In Italia i costi dell’energia in agricoltura sono il 50% più alti di quelli dei nostri concorrenti francesi, è stato ricordato ieri. «Io immagino, con il Recovery Fund, di rendere autonome e decarbonizzate le nostre produzioni – ha risposto il ministro della Transizione ecologica, Roberto Cingolani – immagino di ricoprire i tetti delle imprese agricole con gli impianti a fotovoltaico, di utilizzare le biomasse prodotte dagli animali per alimentare gli impianti di biogas».
Nel mirino della Coldiretti c’è anche la Plastic tax, che dovrebbe entrare in vigore a luglio. «Sono il primo a dire che la plastica va ridotta – sostiene Prandini – ma quando non la si può sostituire con altri materiali più sostenibili, non si può tassare le imprese che la usano, sennò favoriamo i paesi dove questa tassa non viene pagata dai produttori». Secondo la Coldiretti, la Plastic tax non dovrebbe essere posta a carico delle industrie che fanno trasformazione alimentare, ma piuttosto dei punti vendita, in modo che a doverla pagare siano tutti, anche i prodotti stranieri. E su questo Coldiretti ieri incassa un’apertura da parte del governo: «La plastica è già disincentivata dalla normativa a livello europeo, non capisco perché in Italia si debba andare oltre il ragionevole con effetti autolesionistici – ha detto il ministro dello Sviluppo economico, Giancarlo Giorgetti, in collegamento ieri durante il Summit – nel governo ci sono sensibilità diverse sul tema della plastic tax, io auspico che una riflessione su questo venga fatta».

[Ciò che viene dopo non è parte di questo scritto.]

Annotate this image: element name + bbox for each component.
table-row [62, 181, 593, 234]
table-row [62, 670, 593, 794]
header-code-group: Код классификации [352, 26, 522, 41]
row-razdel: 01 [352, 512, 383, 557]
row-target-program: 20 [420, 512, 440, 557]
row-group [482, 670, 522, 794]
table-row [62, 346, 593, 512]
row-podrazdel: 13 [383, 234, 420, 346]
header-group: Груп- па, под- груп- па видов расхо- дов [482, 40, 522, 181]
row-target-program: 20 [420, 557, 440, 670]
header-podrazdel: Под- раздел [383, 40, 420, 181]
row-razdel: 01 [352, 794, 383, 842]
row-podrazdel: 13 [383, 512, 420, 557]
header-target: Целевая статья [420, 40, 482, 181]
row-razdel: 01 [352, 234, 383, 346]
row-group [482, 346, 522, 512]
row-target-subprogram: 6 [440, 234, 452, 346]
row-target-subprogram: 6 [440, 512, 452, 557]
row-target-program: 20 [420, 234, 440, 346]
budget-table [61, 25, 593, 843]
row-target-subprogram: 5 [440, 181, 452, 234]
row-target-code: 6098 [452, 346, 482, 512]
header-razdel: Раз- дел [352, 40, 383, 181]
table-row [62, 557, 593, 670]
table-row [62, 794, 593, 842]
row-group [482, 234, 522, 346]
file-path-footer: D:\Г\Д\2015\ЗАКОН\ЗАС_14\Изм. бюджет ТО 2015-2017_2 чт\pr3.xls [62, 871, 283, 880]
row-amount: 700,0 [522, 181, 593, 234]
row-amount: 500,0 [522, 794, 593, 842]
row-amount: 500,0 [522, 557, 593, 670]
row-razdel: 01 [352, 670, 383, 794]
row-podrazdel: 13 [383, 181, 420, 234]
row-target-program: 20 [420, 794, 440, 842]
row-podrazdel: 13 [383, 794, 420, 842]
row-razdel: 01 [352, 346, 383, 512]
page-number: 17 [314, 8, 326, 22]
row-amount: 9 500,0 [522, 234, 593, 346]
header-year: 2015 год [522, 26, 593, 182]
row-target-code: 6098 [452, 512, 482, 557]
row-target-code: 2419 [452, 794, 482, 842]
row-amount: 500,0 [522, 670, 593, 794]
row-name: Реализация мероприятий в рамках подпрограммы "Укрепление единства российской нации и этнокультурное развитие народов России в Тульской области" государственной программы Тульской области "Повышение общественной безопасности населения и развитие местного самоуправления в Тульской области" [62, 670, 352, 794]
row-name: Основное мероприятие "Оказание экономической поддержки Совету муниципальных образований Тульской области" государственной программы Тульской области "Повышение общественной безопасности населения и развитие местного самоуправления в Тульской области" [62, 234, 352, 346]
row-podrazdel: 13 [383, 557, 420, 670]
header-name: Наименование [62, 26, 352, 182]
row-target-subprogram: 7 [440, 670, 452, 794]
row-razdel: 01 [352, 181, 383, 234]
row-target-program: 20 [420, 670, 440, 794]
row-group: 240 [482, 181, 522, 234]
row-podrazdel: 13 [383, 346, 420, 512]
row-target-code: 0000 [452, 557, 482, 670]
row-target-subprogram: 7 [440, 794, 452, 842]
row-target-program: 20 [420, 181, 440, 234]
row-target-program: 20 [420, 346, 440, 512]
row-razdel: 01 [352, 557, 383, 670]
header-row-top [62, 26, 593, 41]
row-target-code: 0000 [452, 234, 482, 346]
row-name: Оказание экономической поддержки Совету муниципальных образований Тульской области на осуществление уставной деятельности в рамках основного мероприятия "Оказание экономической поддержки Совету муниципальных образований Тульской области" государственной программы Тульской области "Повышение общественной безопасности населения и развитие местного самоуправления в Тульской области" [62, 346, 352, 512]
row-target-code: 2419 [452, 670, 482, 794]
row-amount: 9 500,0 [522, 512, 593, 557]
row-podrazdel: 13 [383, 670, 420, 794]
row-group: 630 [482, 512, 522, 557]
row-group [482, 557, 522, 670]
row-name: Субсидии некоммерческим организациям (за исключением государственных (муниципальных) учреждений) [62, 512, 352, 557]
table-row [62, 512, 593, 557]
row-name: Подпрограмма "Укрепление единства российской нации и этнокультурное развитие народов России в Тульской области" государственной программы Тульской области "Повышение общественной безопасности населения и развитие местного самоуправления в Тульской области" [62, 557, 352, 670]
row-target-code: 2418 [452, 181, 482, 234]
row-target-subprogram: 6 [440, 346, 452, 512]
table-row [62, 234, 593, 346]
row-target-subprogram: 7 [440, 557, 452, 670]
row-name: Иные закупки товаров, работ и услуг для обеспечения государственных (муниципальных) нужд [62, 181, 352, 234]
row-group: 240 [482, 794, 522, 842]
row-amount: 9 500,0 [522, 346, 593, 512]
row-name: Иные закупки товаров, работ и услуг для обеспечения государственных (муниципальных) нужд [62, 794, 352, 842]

L’agroalimentare italiano quest’anno, per la prima volta nella storia, ha esportato più di quanto ha importato. «Possiamo essere il vero settore che garantirà la crescita costante del Paese, ma un terzo del tempo che dovremmo impiegare all’interno delle nostre imprese lo passiamo a compilare carta», ha detto ieri Prandini, puntando il dito contro il peso eccessivo della burocrazia in Italia. «È vero – ha ammesso il ministro della Pubblica amministrazione Renato Brunetta – la cattiva burocrazia costa 100 giorni al lavoro delle imprese, ma sto lavorando a un provvedimento sulla semplificazione a 360 gradi».
Tra le battaglie che stanno più a cuore alla Coldiretti c’è anche quella contro il Nutriscore, la cosiddetta etichetta a semaforo che penalizzerebbe pesantemente l’export dei prodotti agroalimentari italiani se venisse adottata come lo standard della Ue. E su questo dossier gli agricoltori ieri hanno incassato un doppio sostegno, quello del ministro della Salute, Roberto Speranza, e quello del ministro dell’Agricoltura Patuanelli, che si è espresso senza mezzi termini: «Il nutriscore è un meccanismo idiota, è un sistema di marketing. A Bruxelles noi non batteremo solo i pugni, noi ribalteremo i tavoli. Credo che si stiano aprendo degli spiragli per bloccare questa assurdità».
Meno compatto è invece il fronte del governo per quanto riguarda un’altra delle richieste storiche della Coldiretti, quella di un’etichettatura sull’origine delle materie prime alimentari da estendere in Italia e, possibilmente, da portare anche in Europa: «Sostengo l’etichettatura di origine ha detto ieri il ministro Giorgetti – ma una parte dell’industria alimentare non è d’accordo perché utilizza anche materie prime non italiane. Cercheremo di trovare un compromesso».